Tra le tante forme di racconto che catturano oggi il pubblico, Laurie Anderson propone un viaggio intenso dentro la realtà attuale degli Stati Uniti. La musicista e performer di Chicago ha portato a Roma uno spettacolo che mescola parole, musica e immagini, riflettendo sulla politica, la società e il valore dell’arte nelle nostre vite. Al centro della scena, un’interrogazione sull’identità di un paese che sembra aver smarrito la sua rotta, offerta al pubblico nel verde dell’Accademia Tedesca e poi di nuovo all’Auditorium Parco della Musica.
Il 2025 ha visto Laurie Anderson tornare in Italia con “Republic of Love”, presentato per la prima volta nell’aria aperta del parco dell’Accademia Tedesca, a Roma. La performance ha combinato il violino elettrico, tastiere e basi sonore in un tessuto sonoro che ha accompagnato per più di due ore una narrazione scandita dalla voce dell’artista, che ha raccontato storie personali e riflessioni collettive. I suoni e le parole si sono mescolate sullo sfondo di una città rappresentata come uno spazio livido e sospeso, attraversato da una nevicata di lettere dell’alfabeto che sembrano volare e poi posarsi, suggerendo la fragilità del linguaggio stesso.
Questa prima italiana non è stata un semplice concerto ma un evento multidisciplinare inserito nel festival ‘Sempre più fuori’, dove teatro, musica, danza, cinema e arti visive interagiscono con il pubblico. La relazione diretta con lo spettatore emerge da ogni nota e parola. Anderson, 78 anni e icona della sperimentazione artistica di New York, ha mantenuto alta la tensione emotiva, alternando momenti di riflessione a sequenze cariche di energia creativa. Ogni gesto e ogni suono hanno contribuito a tessere una mappa emotiva in cui la realtà americana si riflette con la complessità di un mosaico sempre in divenire.
Al centro del racconto è la riflessione sulla situazione attuale degli Stati Uniti, un paese scosso da divisioni politiche e cambiamenti confusi. Anderson ha denunciato la cancellazione di intere parole dai documenti ufficiali imposta dal governo, soprattutto termini che riguardano la nazionalità, il genere, l’ambiente e le politiche sociali. Questa rimozione progressiva delle parole, ha spiegato, implica l’impossibilità di definire e quindi riconoscere certe realtà, portando alla loro scomparsa dai discorsi pubblici.

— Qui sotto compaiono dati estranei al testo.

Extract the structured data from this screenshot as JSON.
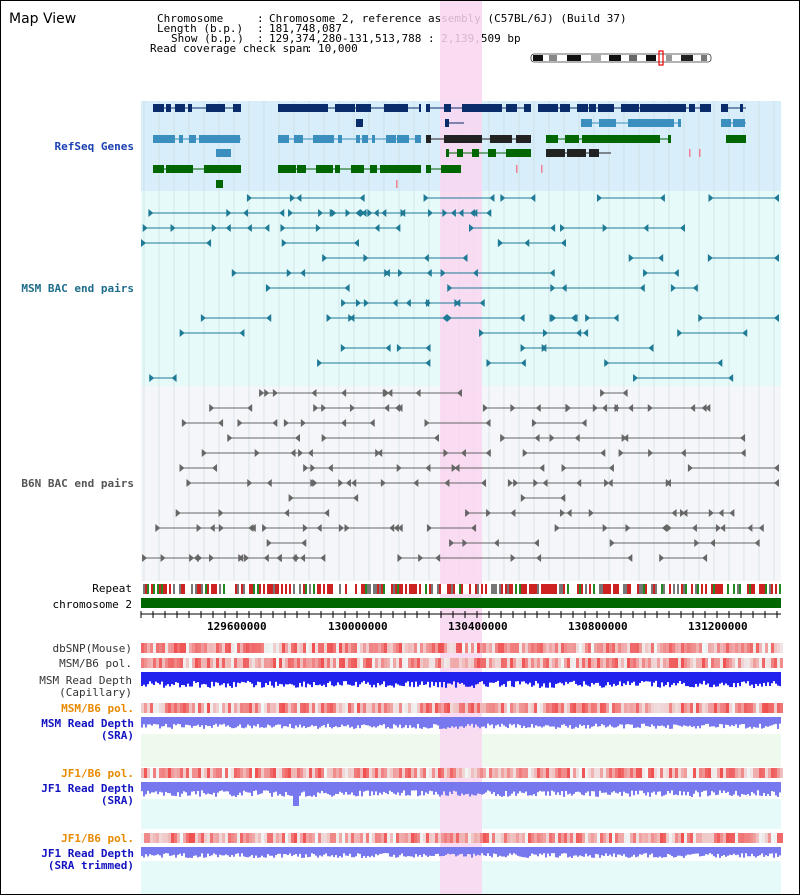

Il riferimento ai continui cambiamenti legislativi, che modificano regole e norme ad ogni quarto d’ora, offre un quadro di instabilità che frena qualsiasi progetto di lungo termine. L’artista paragona così la leadership contemporanea a una forma di “fascismo della fine dei tempi”, lontana da quella più strutturata ideologicamente degli anni Trenta. In questo panorama, la verità perde la sua forza, ma la fame di scoprirla resta viva, come ricorda la citazione che introduce il suo discorso.
Il tema del linguaggio assume un peso centrale: la parola non è solo strumento di comunicazione, ma elemento costruttivo dell’identità e dell’azione politica. Anderson ricorda questo legame narrando un episodio giovanile, quando cercò di entrare nel consiglio studentesco e ricevette un incoraggiamento da John Kennedy, figura che tornava spesso nel suo racconto. La sua evocazione di frasi pronunciate da Kennedy nel 1963, poco prima della morte, fa da contrappunto alla dura realtà attuale, suggerendo un confronto tra un’America di speranza e quella di oggi.
Nonostante le tensioni e le difficoltà, la performance scivola verso la speranza, individuando nell’arte un luogo di incontro e rinascita. Laurie Anderson invita a riconoscere le città come spazi in cui la creatività può avvicinare persone diverse e generare nuovi legami. Il riferimento al marito Lou Reed, scomparso nel 2013, appare come un richiamo personale, che lascia spazio alla dimensione umana dietro la figura pubblica.
La musica e la parola si intrecciano con il richiamo al poeta Allen Ginsberg e alla sua poesia Song, dove “il peso del mondo è amore”. Questo verso sottolinea la necessità di un amore disinteressato che si dà senza aspettare nulla in cambio, un messaggio che riempie di senso anche i momenti più difficili. L’esperienza si chiude con un gesto inaspettato: Anderson guida il pubblico nell’esecuzione di movimenti di Tai Chi, arte marziale cinese che unisce corpo e spirito, stemperando la tensione dello spettacolo in un momento di condivisione e leggerezza.
Il pubblico, coinvolto in questa pausa di armonia, accoglie con un lungo applauso un viaggio che non si limita a raccontare, ma coinvolge l’ascoltatore in una riflessione profonda. La performance si colloca così come uno dei momenti più intensi del Romaeuropa Festival 2025, portando al centro della scena la relazione tra arte e società, realtà e speranza.